Apple pushed several point releases for its operating systems during April 2026. The notable part is that most of them arrived with no CVE list, which is worth reading carefully because it doesn’t mean the same thing as a bulletin packed with patches.
Here’s the timeline. On April 8, iOS 26.4.1 and iPadOS 26.4.1 went out. The next day, April 9, macOS Tahoe 26.4.1 followed. Later, on April 22, Apple released iOS/iPadOS 26.4.2 alongside iOS/iPadOS 18.7.8 for older hardware (iPhone XS, XR and earlier iPad models that no longer track the 26 branch). On the official security releases page, the first three are marked “This update has no published CVE entries.”
What “no published CVEs” means
An update with no CVEs doesn’t mean it fixes nothing security-related. Apple uses that wording when a release patches minor flaws, stability bugs, or issues whose details haven’t been made public yet. Sometimes the document is updated weeks later with the matching identifiers, once the patches have shipped widely enough. Other times the release is plain maintenance.
To put these updates in context, look at the one before them. macOS Tahoe 26.4 came out on March 24, 2026 and that one did fix several flaws across WebKit, the kernel, Keychain and CUPS. It’s the major branch these .4.1 and .4.2 revisions build on. If you’re coming from an older version, installing 26.4.1 also brings you the accumulated fixes from 26.4.
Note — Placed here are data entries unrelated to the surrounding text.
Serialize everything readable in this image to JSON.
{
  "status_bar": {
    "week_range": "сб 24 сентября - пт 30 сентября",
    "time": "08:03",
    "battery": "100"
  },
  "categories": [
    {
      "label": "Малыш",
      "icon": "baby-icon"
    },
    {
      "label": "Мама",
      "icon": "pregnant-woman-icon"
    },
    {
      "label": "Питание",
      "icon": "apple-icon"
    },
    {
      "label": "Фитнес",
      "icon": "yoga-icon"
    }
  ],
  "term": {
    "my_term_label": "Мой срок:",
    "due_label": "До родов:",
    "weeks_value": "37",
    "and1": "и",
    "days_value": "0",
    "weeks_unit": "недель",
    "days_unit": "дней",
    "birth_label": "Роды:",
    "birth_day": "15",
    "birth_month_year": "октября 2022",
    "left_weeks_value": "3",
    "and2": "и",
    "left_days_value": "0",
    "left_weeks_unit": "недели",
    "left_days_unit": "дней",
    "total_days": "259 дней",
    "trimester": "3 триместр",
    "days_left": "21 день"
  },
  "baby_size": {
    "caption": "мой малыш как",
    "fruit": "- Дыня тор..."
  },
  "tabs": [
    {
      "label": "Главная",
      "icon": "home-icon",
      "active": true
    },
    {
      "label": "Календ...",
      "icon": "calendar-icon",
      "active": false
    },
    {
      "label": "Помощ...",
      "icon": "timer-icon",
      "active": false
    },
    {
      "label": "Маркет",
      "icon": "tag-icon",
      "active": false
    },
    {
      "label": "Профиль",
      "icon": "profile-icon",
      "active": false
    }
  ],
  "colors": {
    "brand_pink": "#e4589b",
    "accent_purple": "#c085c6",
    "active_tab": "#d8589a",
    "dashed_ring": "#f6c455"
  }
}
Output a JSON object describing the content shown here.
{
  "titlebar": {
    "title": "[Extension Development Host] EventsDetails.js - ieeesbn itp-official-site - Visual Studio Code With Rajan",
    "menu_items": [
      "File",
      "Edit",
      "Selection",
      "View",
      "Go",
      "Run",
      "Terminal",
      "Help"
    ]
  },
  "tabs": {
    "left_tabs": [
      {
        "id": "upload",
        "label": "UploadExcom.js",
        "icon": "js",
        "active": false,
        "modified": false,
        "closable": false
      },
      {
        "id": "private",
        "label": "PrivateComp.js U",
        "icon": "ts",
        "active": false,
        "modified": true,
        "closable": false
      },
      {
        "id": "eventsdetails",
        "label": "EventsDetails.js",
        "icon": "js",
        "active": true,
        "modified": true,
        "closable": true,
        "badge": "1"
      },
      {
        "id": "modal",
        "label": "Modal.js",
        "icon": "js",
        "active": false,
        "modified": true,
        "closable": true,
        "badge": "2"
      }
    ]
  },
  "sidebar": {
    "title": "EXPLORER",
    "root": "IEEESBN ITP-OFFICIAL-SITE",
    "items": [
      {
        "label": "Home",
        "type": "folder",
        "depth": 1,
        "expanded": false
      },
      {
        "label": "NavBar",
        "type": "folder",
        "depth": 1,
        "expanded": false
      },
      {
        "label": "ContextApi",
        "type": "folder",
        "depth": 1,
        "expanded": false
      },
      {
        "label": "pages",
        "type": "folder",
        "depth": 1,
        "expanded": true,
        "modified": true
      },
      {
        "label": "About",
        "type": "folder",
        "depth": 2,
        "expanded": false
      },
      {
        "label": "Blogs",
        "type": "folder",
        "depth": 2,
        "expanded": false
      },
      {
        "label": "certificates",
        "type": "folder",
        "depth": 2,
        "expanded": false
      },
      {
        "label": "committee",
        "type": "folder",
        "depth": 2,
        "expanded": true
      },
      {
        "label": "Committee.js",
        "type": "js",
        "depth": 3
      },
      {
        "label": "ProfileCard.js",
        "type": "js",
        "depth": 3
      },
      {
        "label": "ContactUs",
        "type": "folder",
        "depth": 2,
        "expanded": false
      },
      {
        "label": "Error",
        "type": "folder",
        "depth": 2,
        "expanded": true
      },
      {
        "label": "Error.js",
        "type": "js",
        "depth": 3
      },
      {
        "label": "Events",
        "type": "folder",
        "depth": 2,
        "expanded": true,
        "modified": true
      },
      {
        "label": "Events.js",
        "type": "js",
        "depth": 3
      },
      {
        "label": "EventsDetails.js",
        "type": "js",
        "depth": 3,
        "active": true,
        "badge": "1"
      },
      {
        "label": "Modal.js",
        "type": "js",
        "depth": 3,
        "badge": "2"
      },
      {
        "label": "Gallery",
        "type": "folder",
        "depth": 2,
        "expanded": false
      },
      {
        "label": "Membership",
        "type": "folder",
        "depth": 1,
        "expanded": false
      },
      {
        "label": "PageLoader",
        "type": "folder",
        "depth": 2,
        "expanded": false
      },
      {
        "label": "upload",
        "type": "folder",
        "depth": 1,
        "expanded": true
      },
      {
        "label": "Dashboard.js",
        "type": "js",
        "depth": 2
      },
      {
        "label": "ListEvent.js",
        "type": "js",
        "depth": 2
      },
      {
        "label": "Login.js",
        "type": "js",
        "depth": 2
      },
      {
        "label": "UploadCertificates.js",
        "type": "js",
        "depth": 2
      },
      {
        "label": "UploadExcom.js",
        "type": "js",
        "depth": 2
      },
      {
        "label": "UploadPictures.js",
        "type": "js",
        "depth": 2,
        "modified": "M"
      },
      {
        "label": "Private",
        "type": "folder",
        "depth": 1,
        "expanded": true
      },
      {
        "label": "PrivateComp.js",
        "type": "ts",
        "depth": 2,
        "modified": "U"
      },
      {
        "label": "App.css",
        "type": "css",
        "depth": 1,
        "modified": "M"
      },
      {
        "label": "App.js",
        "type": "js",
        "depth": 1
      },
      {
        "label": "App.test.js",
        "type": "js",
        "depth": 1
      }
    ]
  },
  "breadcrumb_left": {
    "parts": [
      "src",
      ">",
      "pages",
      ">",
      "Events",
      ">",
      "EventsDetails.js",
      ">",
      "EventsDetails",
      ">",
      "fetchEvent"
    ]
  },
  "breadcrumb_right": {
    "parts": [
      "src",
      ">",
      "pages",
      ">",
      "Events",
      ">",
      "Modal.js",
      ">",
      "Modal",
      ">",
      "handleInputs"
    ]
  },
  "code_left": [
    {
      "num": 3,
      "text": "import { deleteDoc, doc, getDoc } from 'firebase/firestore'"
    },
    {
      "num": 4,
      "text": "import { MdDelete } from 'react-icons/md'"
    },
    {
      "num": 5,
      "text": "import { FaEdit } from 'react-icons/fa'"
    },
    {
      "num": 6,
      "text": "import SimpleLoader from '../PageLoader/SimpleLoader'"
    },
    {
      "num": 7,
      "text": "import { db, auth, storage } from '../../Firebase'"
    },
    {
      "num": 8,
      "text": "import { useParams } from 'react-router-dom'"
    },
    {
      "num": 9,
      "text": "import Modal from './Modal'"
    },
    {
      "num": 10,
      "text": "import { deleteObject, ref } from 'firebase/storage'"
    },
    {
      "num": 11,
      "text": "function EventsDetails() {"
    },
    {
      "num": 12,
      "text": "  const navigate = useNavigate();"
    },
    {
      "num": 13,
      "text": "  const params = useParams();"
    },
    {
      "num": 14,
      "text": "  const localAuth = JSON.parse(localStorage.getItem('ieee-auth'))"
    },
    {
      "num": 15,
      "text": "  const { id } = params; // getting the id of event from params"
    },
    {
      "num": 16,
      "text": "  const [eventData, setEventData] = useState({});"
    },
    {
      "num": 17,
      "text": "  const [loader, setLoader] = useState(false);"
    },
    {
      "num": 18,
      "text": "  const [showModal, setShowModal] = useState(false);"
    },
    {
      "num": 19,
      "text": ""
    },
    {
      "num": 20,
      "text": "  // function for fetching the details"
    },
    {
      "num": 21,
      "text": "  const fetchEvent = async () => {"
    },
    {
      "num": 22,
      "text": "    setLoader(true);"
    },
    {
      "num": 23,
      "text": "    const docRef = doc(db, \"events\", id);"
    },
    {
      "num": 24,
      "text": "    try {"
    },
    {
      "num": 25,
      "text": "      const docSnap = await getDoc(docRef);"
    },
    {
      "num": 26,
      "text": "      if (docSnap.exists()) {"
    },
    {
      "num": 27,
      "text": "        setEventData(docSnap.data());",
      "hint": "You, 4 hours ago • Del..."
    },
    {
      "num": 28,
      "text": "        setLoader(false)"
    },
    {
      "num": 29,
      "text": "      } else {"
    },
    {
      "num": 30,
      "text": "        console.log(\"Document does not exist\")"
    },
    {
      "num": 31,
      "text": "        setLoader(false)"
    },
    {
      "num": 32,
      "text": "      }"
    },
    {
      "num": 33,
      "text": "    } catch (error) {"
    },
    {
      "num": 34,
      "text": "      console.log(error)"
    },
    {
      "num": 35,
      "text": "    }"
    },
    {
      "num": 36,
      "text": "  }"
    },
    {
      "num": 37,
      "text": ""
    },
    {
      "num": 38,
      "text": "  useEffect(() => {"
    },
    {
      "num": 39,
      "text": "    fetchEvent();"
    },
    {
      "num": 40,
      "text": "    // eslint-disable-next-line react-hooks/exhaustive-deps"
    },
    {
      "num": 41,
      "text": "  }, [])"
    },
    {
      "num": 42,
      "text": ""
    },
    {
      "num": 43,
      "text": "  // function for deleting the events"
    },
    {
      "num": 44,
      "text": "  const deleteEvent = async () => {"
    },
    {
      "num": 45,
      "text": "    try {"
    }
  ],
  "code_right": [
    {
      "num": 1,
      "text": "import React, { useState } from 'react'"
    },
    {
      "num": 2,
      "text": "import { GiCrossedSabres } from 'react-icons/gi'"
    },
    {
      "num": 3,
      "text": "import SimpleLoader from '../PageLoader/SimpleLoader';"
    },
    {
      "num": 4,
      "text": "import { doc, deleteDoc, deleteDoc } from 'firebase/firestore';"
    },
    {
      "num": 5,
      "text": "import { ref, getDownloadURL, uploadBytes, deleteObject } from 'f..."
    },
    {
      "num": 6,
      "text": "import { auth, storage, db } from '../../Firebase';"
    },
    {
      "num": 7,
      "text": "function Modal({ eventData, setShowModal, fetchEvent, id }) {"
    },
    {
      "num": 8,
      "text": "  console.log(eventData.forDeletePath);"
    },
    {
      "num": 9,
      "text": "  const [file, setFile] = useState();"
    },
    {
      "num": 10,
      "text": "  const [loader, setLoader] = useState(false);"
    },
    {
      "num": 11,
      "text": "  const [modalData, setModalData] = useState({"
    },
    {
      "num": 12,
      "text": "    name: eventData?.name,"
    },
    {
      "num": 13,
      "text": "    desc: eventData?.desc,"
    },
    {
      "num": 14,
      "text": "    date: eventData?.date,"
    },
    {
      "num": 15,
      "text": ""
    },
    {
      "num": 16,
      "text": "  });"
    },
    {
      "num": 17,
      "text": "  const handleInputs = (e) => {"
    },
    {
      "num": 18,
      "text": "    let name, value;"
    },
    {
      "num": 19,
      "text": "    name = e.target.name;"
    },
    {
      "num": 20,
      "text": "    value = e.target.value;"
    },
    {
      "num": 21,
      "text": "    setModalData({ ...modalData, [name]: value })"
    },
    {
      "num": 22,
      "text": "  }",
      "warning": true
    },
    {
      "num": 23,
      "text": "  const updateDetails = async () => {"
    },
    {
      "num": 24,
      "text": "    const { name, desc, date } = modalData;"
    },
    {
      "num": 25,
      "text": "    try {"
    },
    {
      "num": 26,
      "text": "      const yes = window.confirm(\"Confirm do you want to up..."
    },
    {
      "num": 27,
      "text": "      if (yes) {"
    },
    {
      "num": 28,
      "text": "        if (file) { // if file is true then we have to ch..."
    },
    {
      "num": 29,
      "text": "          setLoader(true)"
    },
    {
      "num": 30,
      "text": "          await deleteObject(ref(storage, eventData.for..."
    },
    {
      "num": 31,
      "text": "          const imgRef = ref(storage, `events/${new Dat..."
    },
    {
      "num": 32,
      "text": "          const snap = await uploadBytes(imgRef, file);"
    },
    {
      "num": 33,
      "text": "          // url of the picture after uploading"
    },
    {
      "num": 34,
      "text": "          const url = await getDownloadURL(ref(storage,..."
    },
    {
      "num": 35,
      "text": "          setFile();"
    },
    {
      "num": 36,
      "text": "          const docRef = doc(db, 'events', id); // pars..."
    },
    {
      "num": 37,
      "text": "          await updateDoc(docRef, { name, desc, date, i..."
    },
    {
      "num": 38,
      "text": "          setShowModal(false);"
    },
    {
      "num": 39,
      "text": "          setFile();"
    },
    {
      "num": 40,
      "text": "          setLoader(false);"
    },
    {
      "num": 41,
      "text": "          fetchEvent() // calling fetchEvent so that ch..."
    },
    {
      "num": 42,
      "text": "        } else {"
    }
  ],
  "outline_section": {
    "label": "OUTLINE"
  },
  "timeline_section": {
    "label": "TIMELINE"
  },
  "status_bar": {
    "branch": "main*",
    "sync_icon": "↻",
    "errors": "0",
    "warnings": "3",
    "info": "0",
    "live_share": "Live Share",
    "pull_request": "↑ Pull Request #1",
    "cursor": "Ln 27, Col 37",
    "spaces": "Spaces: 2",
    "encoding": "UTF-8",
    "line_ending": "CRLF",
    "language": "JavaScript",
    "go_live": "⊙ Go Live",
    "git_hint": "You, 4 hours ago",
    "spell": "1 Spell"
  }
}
Who is affected and what to do
Anyone with an Apple Mac, iPhone or iPad on a supported branch. The split between the 26 series and 18.7 is the usual one: modern devices run iOS/iPadOS 26, while devices like the iPhone XS, the XR or earlier iPads get security patches on iOS/iPadOS 18.7. Apple keeps that lane open precisely so hardware that can’t move to the new branch stays protected.
The advice is the same as always: install. Even with no CVEs listed, point releases often include fixes Apple would rather not detail until they’re broadly deployed, and delaying them buys you nothing. On iPhone and iPad, go to Settings, General, Software Update. On Mac, System Settings, General, Software Update. If you manage a fleet through MDM, schedule the rollout the way you would for any minor revision.
It’s also worth noting these releases don’t appear to be tied to any known active exploitation at the time they shipped, unlike the emergency patches Apple puts out when there’s an ongoing attack. That lowers the urgency without removing it: Apple’s pattern of releasing first and documenting later means the detail can arrive after the fact.